P3: Connecting People, Place, Past explores the intersection of people with places in the past by harnessing big historical data sets. P³ is a project intended to develop a software platform for harvesting and spatializing historical data from the most comprehensive and publicly-available sources of information about everyday life in early 20th century America: city directories, urban ground plans, newspapers, and census enumerations. Funding for the pilot year of P³ (2011-2012) was provided by an Interdisciplinary Initiative Grant from the UNC-CH College of Arts and Sciences.
During the 2011-2012 academic year, the Lab explored techniques for automating the extraction of data from city directories published across North Carolina. City directories are rich historical resources that provide valuable details about the individuals and businesses in a community. Hundreds of late-19th and early 20th century N.C. city directories from the North Carolina Collection of the University Library have been digitized and published by the Internet Archive. City directories contain alphabetical lists of the residents for a given town, along with their addresses and occupations. Many city directories published after 1900 also contain a street index, listing the residents of each street in street address order. In the southern U.S., city directories were racially coded until the 1950s, making it possible to identify African-American residents, businesses, and neighborhoods. Read more about our work on harvesting data from city directories. Back to top
P³ is predicated on the belief that the value of data sources such as city directories is significantly increased by spatializing (mapping) individual data points, particularly when they can be visualized in relation to maps that reflect the historical moment of their production, and, hence, the historical period during which the represented individuals lived and the businesses at which they worked operated. More than 4000 Sanborn Fire Insurance maps have been digitized and published online by the North Carolina Collection. They show the built environment of more than 100 towns and cities in North Carolina, as these urban spaces developed between 1880 and 1920. Produced at roughly five year intervals, Sanborn maps represent every built structure of each city’s “downtown” business district, residential neighborhoods around the downtown, and outlying industrial neighborhoods (including many mill villages in North Carolina).

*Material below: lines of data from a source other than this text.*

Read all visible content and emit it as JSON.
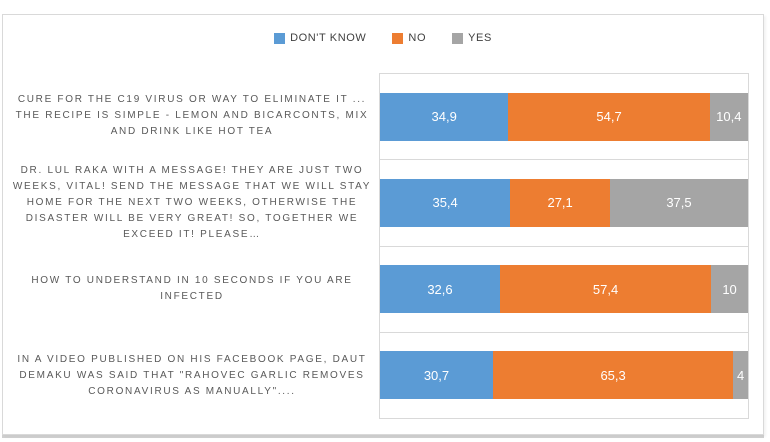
{
  "chart_data": {
    "type": "bar",
    "orientation": "horizontal-stacked",
    "title": "",
    "xlabel": "",
    "ylabel": "",
    "xlim": [
      0,
      100
    ],
    "legend_position": "top",
    "grid": "horizontal category separators",
    "categories": [
      "CURE FOR THE C19 VIRUS OR WAY TO ELIMINATE IT ... THE RECIPE IS SIMPLE - LEMON AND BICARCONTS, MIX AND DRINK LIKE HOT TEA",
      "DR. LUL RAKA WITH A MESSAGE! THEY ARE JUST TWO WEEKS, VITAL! SEND THE MESSAGE THAT WE WILL STAY HOME FOR THE NEXT TWO WEEKS, OTHERWISE THE DISASTER WILL BE VERY GREAT! SO, TOGETHER WE EXCEED IT! PLEASE…",
      "HOW TO UNDERSTAND IN 10 SECONDS IF YOU ARE INFECTED",
      "IN A VIDEO PUBLISHED ON HIS FACEBOOK PAGE, DAUT DEMAKU WAS SAID THAT \"RAHOVEC GARLIC REMOVES CORONAVIRUS AS MANUALLY\"...."
    ],
    "series": [
      {
        "key": "dont-know",
        "name": "DON'T KNOW",
        "color": "#5b9bd5",
        "values": [
          34.9,
          35.4,
          32.6,
          30.7
        ],
        "labels": [
          "34,9",
          "35,4",
          "32,6",
          "30,7"
        ]
      },
      {
        "key": "no",
        "name": "NO",
        "color": "#ed7d31",
        "values": [
          54.7,
          27.1,
          57.4,
          65.3
        ],
        "labels": [
          "54,7",
          "27,1",
          "57,4",
          "65,3"
        ]
      },
      {
        "key": "yes",
        "name": "YES",
        "color": "#a5a5a5",
        "values": [
          10.4,
          37.5,
          10,
          4
        ],
        "labels": [
          "10,4",
          "37,5",
          "10",
          "4"
        ]
      }
    ],
    "data_label_color": "#ffffff",
    "gridline_color": "#d9d9d9",
    "category_text_color": "#595959",
    "legend_text_color": "#404040"
  }
}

The promise of “recombinant mashups” of historical data sources such as city directories and Sanborn maps was suggested by Charlotte, 1911, a Main Street, Carolina project developed in partnership with Dr. Tom Hanchett and the Levine Museum of the New South. More than 4000 residential and business listings from the 1911 Charlotte, North Carolina, city directory were manually extracted, georeferenced (assigned longitude/latitude coordinates), and tagged. They can be searched and displayed as place markers on the digitized, stitched, and georeferenced 1911 Sanborn Fire Insurance Map for Charlotte. The visualization of the directory in this way clearly shows what Hanchett has called the “sorting out” of Charlotte by race and class by 1911. It also allows the user to see patterns within and across neighborhoods that would be difficult if not impossible to discern if the two data sources were examined separately.
These data sources are not only available for cities and towns in North Carolina, but for tens of thousands of communities across the U.S. City directories were produced for nearly every “city” (in 1900 the U.S. Census Bureau defined city as any incorporated settlement of 2500 or more residents), and more than 500,000 Sanborn Map pages for more than 12,000 “cities” were published. For projects such as Charlotte, 1911 to be scalable, however, the process of harvesting, organizing, and georeferencing individual listings from city directories needs to be at least partially automated. Back to top
The increasing availability of historical newspapers in digital form offers the opportunity to add yet another data source to this recombinant mix. We digitized all of the issues of a daily Charlotte newspaper published in 1911. Students in Robert Allen’s Spring Term 2012 offering of “Main Street, Carolina” (AMST 350) tested what happens when these three data sources come together in an integrated fashion in a two-part assignment: “Charlotte through 100 Households.” Once again, in order for the full potential of multiple, “interoperable” historical data sources to be realized and implemented at the local level, new techniques for automating data harvesting and relating different data types will need to be developed, along with supporting strategies for crowd-sourcing at least some of the aspects of data collection that resist automation. Back to top
Census enumerations provide household-level data for every community in the U.S. at ten-year intervals between 1790 and 1930. Release of identifiable personal data from the census enumerations is embargoed for 70 years. The release of the 1940 census enumerations on April 2, 2012 presents a tantalizing opportunity to add yet another comprehensive, fine-grain data source. For the first time, the census enumerations will be released as digital images, accessible at National Archives and Records Administration (NARA) facilities nationwide as well as on personal computers via the internet. No microfilm copies will be made available to the public. Genealogical search sites such as Ancestry.com have revolutionized family history by making census enumerations name-searchable. However, to date the millions of hand-written census enumerations have been processed manually. Access on commercial sites to the digitized enumeration images and the search engine needed to identify one person among millions is limited to paid subscribers. The challenge here is the development of processes for automating and crowdsourcing the extraction and georeferencing of individual and household records from census enumerations, so that these public documents can be used by local organizations as public goods.